Mankind’s folly in all this has led us into illusions about ourselves. At first, he writes, “when God is left out of the picture, everything apparently goes on as before. Mature decisions and the basic structures of life remain in place, even though they have lost their foundations. But, as Nietzsche describes it, once the news really reaches people that ‘God is dead’ and they take it to heart, then everything changes.”
The change, Ratzinger says, is evident all around us today. It is evident on the one hand, in the way that science treats human life: man is becoming a technological object while vanishing to an ever greater degree as a human subject. “When human embryos are artificially ‘cultivated’ so as to have ‘research material’ and to obtain a supply of organs, which then are supposed to benefit other human beings, there is scarcely an outcry, because so few are horrified any more.”
Then there is the cult of progress which, under the cloak of noble goals like the pursuit of health and happiness, demands that aberrant services be available. But, he asks, if man, in his origin and at his very roots, is only an object to himself, if he is “produced” and comes off the production line with selected features and accessories, what on earth is man then supposed to think of man? How should he act toward him? What will be man’s attitude toward man when he can no longer find anything of the divine mystery in the “other”, but only his own know-how?
Well, anyone who wants an answer to that question should read Aldus Huxley’s Brave New World.
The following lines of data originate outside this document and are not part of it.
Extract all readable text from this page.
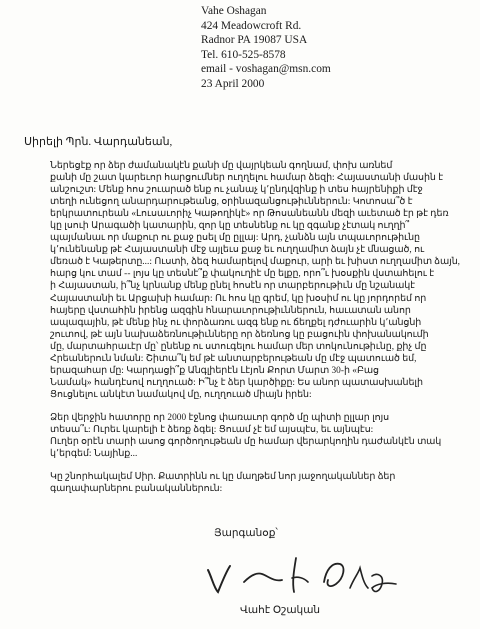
Vahe Oshagan
424 Meadowcroft Rd.
Radnor PA 19087 USA
Tel. 610-525-8578
email - voshagan@msn.com
23 April 2000
Սիրելի Պրն. Վարդանեան,

Ներեցէք որ ձեր ժամանակէն քանի մը վայրկեան գողնամ, փոխ առնեմ
քանի մը շատ կարեւոր հարցումներ ուղղելու համար ձեզի: Հայաստանի մասին է
անշուշտ: Մենք հոս շուարած ենք ու չանաչ կ՚ընդվզինք ի տես հայրենիքի մէջ
տեղի ունեցող անարդարութեանց, օրինազանցութիւններուն: Կոտոսա՞ծ է
երկրատուրեան «Լուսաւորիչ Կաթողիկէ» որ Թոսանեանն մեզի աւետած էր թէ դեռ
կը լսուի Արագածի կատարին, զոր կը տեսնենք ու կը զգանք չէտակ ուղղի՞
պայմանաւ որ մաքուր ու քաջ ըսել մը ըլլայ: Արդ, չանձն այն տպաւորութիւնը
կ՚ունենանք թէ Հայաստանի մէջ այլեւս քաջ եւ ուղղամիտ ձայն չէ մնացած, ու
մեռած է Կաթերտը...: Ուստի, ձեզ համարելով մաքուր, արի եւ խիստ ուղղամիտ ձայն,
հարց կու տամ -- լոյս կը տեսնէ՞ք փակուղիէ մը ելքը, որո՞ւ խօսքին վստահելու է
ի Հայաստան, ի՞նչ կրնանք մենք ընել հոսէն որ տարբերութիւն մը նշանակէ
Հայաստանի եւ Արցախի համար: Ու հոս կը գրեմ, կը խօսիմ ու կը յորդորեմ որ
հայերը վստահին իրենց ազգին հնարաւորութիւններուն, հաւատան անոր
ապագային, թէ մենք ինչ ու փորձառու ազգ ենք ու ճեղքել դժուարին կ՚անցնի
շուտով, թէ այն նախաձեռնութիւնները որ ձեռնոց կը բացուին փոխանակումի
մը, մարտահրաւէր մը՝ ընենք ու ստուգելու համար մեր տոկունութիւնը, քիչ մը
Հրեաներուն նման: Շիտա՞կ եմ թէ անտարբերութեան մը մէջ պատուած եմ,
երազահար մը: Կարդացի՞ք Անգլիերէն Լէյոն Քորտ Մարտ 30-ի «Բաց
Նամակ» հանդէսով ուղղուած: Ի՞նչ է ձեր կարծիքը: Ես անոր պատասխանելի
Ցուցնելու անկէտ նամակով մը, ուղղուած միայն իրեն:

Ձեր վերջին հատորը որ 2000 էջնոց փառաւոր գործ մը պիտի ըլլար լոյս
տեսա՞ւ: Ուրեւ կարելի է ձեռք ձգել: Ցուամ չէ եմ այսպէս, եւ այնպէս:
Ուղեր օրէն տարի ասոց գործողութեան մը համար վերարկողին դաժանկէն տակ
կ՚երգեմ: Նայինք...

Կը շնորհակալեմ Սիր. Քատրինն ու կը մաղթեմ նոր յաջողականներ ձեր
գաղափարներու բանականներուն:

Յարգանօք՝
Վահէ Օշական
What is happening in the “high-tech” areas of science, Ratzinger continues, is reflected wherever the culture, broadly speaking, has managed to tear God out of men’s hearts. “Today there are places where trafficking in human beings goes on quite openly: a cynical consumption of humanity while society looks on helplessly. For example, organized crime constantly brings women out of Albania on various pretexts and delivers them to the mainland across the sea as prostitutes, and because there are enough cynics there waiting for such ‘wares’, organized crime becomes more powerful, and those who try to put a stop to it discover that the Hydra of evil keeps growing new heads, no matter how many they may cut off.”
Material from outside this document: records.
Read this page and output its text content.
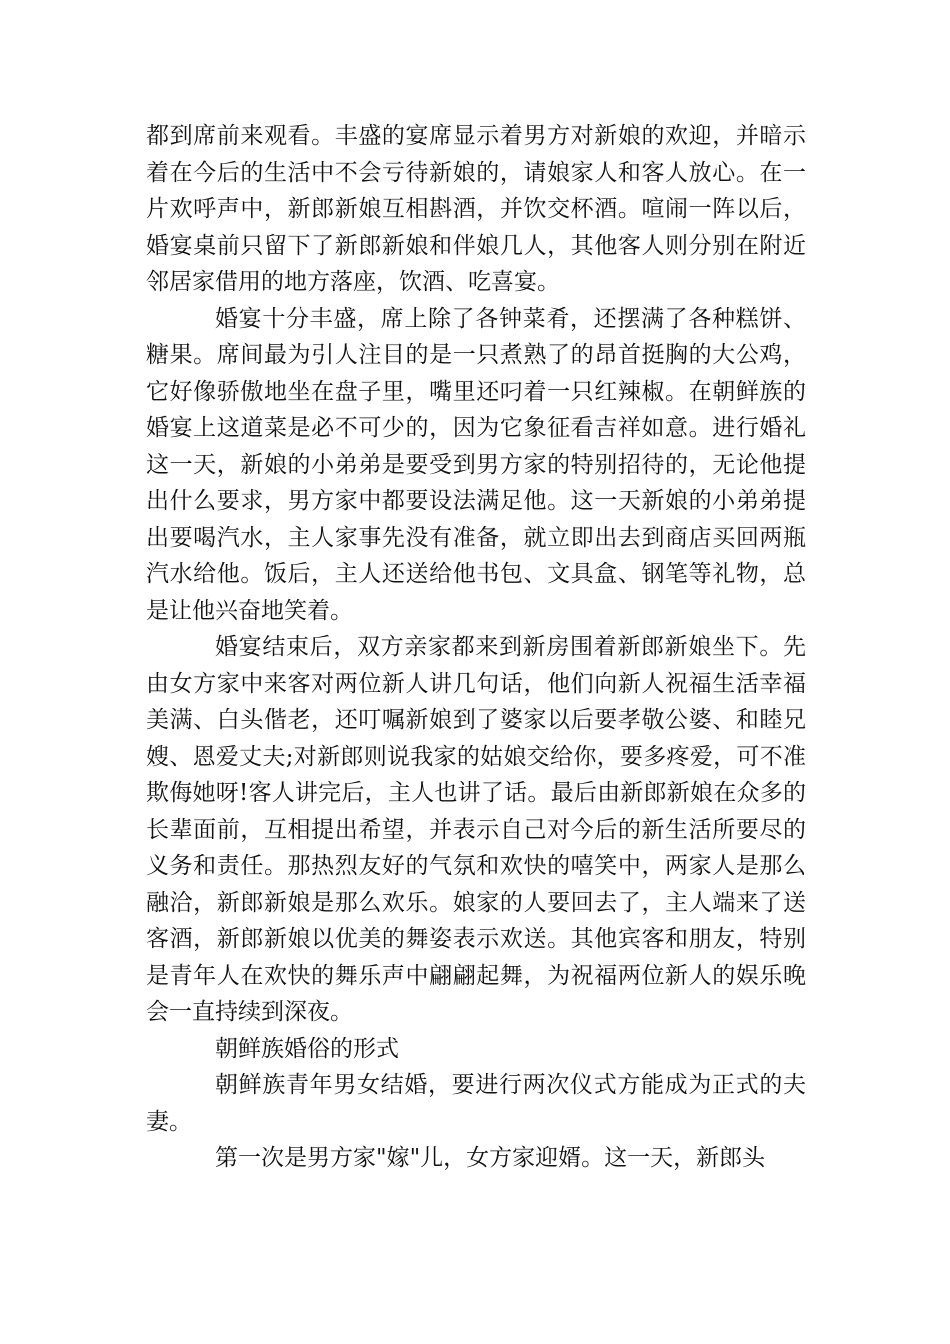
都到席前来观看。丰盛的宴席显示着男方对新娘的欢迎，并暗示着在今后的生活中不会亏待新娘的，请娘家人和客人放心。在一片欢呼声中，新郎新娘互相斟酒，并饮交杯酒。喧闹一阵以后，婚宴桌前只留下了新郎新娘和伴娘几人，其他客人则分别在附近邻居家借用的地方落座，饮酒、吃喜宴。

婚宴十分丰盛，席上除了各钟菜肴，还摆满了各种糕饼、糖果。席间最为引人注目的是一只煮熟了的昂首挺胸的大公鸡，它好像骄傲地坐在盘子里，嘴里还叼着一只红辣椒。在朝鲜族的婚宴上这道菜是必不可少的，因为它象征看吉祥如意。进行婚礼这一天，新娘的小弟弟是要受到男方家的特别招待的，无论他提出什么要求，男方家中都要设法满足他。这一天新娘的小弟弟提出要喝汽水，主人家事先没有准备，就立即出去到商店买回两瓶汽水给他。饭后，主人还送给他书包、文具盒、钢笔等礼物，总是让他兴奋地笑着。

婚宴结束后，双方亲家都来到新房围着新郎新娘坐下。先由女方家中来客对两位新人讲几句话，他们向新人祝福生活幸福美满、白头偕老，还叮嘱新娘到了婆家以后要孝敬公婆、和睦兄嫂、恩爱丈夫;对新郎则说我家的姑娘交给你，要多疼爱，可不准欺侮她呀!客人讲完后，主人也讲了话。最后由新郎新娘在众多的长辈面前，互相提出希望，并表示自己对今后的新生活所要尽的义务和责任。那热烈友好的气氛和欢快的嘻笑中，两家人是那么融洽，新郎新娘是那么欢乐。娘家的人要回去了，主人端来了送客酒，新郎新娘以优美的舞姿表示欢送。其他宾客和朋友，特别是青年人在欢快的舞乐声中翩翩起舞，为祝福两位新人的娱乐晚会一直持续到深夜。

朝鲜族婚俗的形式

朝鲜族青年男女结婚，要进行两次仪式方能成为正式的夫妻。

第一次是男方家"嫁"儿，女方家迎婿。这一天，新郎头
He then tries to bring us back to an acceptance of a broader sense of reality, a sense which does not exclude God and the supernatural simply on the basis that our human comprehension is challenged by it. He has no doubt that the alternative cannot but conjure up a horror scenario, only some of which he has laid before us. As an antidote to our delusions he simply asks us to just wonder whether God might not in fact be the genuine reality, the basic prerequisite for any “realism”, so that, without him, nothing is safe.
Karl Marx has played a central role in the disintegration we are looking at. Marxism is to Ratzinger what Manichaeism was to Augustine – a fatal misreading of humanity and its destiny. “Anyone who accepts Marx (in whatever neo-Marxist variation he may choose) as the representative of worldly reason not only accepts a philosophy, a vision of the origin and meaning of existence, but also and especially adopts a practical program. For this ‘philosophy’ is essentially a ‘praxis’, which does not presuppose a ‘truth’ but rather creates one.”
The fall of many of the communist regimes which blotted the history of the twentieth century did not, sadly, result in the disappearance of the Marxist philosophy which was at their foundation. Their bankruptcy was by many naively blamed, not on their Marxist roots but on a human misreading of those roots. Marx’s dialectical materialism asserted the primacy of politics and economics as the real powers that can bring about salvation and determine the future as it should be, keeping us all on “the right side of history”.
This primacy meant, above all, Ratzinger argues, that God could not be categorised as something “practical”. “The ‘reality’ in which one had to get involved now was solely the material reality of given historical circumstances, which were to be viewed critically and reformed, redirected to the right goals by using the appropriate means, among which violence was indispensable.”
This is the philosophy underlying the progressive culture and politics of our age. And the violent option? Yes. Evident for example, as Sohrab Ahmari and others point out, to give a specific instance, in the neutral, if not approving, stance of America’s progressive establishment of the murderous violence perpetrated in the aftermath on the killing of George Floyd. This contrasted with the same establishment’s exaggerated horror at the so-called insurrection of 6th of January, 2021.
From the Marxist and progressive perspective, speaking about God belongs neither to the realm of the practical nor to that of reality. The figure of Jesus in the progressive scenario is now no longer the Christ, but rather a heroic embodiment of all the suffering and oppressed calling us to rise up, to change society.
In the initial stages of this flight from God and from visions of the divine, God was not explicitly denied. Ratzinger says that God simply had nothing to do. The question of God was just not a practical one for the long-overdue business of changing the world. Has not Christian consciousness, he asks, acquiesced to a great extent – without being aware of it – in the attitude that faith in God is something subjective, which belongs in the private realm and not in the common activities of public life where, in order to be able to get along, we all have to behave now as if there were no God. In the public arena we now no longer have room for, in Ratzinger’s words, the “God who judges and suffers, the God who sets limits and standards for us; the God from whom we come and to whom we are going”.
All this is the context in which Ratzinger introduces us to the Credo by which Christians set out to live. It is deep – and difficult enough – but battling with its difficulty is truly rewarding. It is a text which makes it clear that the hope of our redemption rests with our assent to the truth, the whole truth and nothing but the truth of each and every article it lays before us.